The film, then, leaves you startled, as the events that follow tests your ability to guess who’s the killer and who’s the saviour. Well, the credit goes to Kanika Dhillon’s fantastic writing, of course, for lending the film this absolute power of surprising you at all instances and never allowing you to settle down or have a sigh of relief. You always juggle between your assumptions based on different evidence that the film produces at every stage. After a while, you acquiesce to the brilliance of Dhillon’s superlative writing and allow the film to unfurl the answers to your questions all by itself. In short, just let Bobby do the judgement. The amazing background score and the horror-film-like feel makes the film even more thrilling.

The comedy instances involving Varun and Bobby were especially hilarious. Varun, in a scene, tries to convince Bobby that it’s about time they get married and have sex. Bobby replies childishly saying that they are doing exactly what married couples do, that is, buy groceries together. Varun also constantly complains of being “used” by her. He, evoking gales of laughter, reveals that the condom, he had in his pocket for so long with the hope of having sex with her, has “expired” without being used.

There are some minor loopholes felt in the film. There’s a character called Megha (Amrita Puri) who is pregnant in the film. She has escaped a life-threatening situation and lost her husband. But she doesn’t show any kind of consternation in her countenance (She calmly says thanks to Bobby). In another scene, Bobby, after an attacker slits her wrists, gets admitted in a hospital. She escapes from the hospital and all of a sudden, despite her poor health, manages to appear at Megha’s doorstep, in an outfit, that represents an Indian mythological figure. There’s another scene where Keshav is being interrogated by a couple of policemen. Keshav dissuades them from charging anything against him.
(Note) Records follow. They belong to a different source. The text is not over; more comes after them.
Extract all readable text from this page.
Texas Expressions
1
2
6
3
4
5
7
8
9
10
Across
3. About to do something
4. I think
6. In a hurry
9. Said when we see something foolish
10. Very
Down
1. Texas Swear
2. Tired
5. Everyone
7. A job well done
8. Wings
His efforts of proving his innocence before policemen, where he bewails the loss of his wife, feel superficial and devoid of emotions as if the whole act is purposely done for the audience to catch something uncanny there. Don’t bother if you see policemen failing to notice that. A film that has so many unexpected turns could have done away with such an attempt. With that being said, the film’s narrative is so abundant with surprises and mind-boggling scenes, these little loopholes seem trivial. The film can’t have made such an impact if not for exemplary acts from Rajkummar Rao and Kangana Ranaut. If you are in the mood for a rollicking, engrossing, funny and a mind-blowing film, then Judgementall Hai Kya is for you.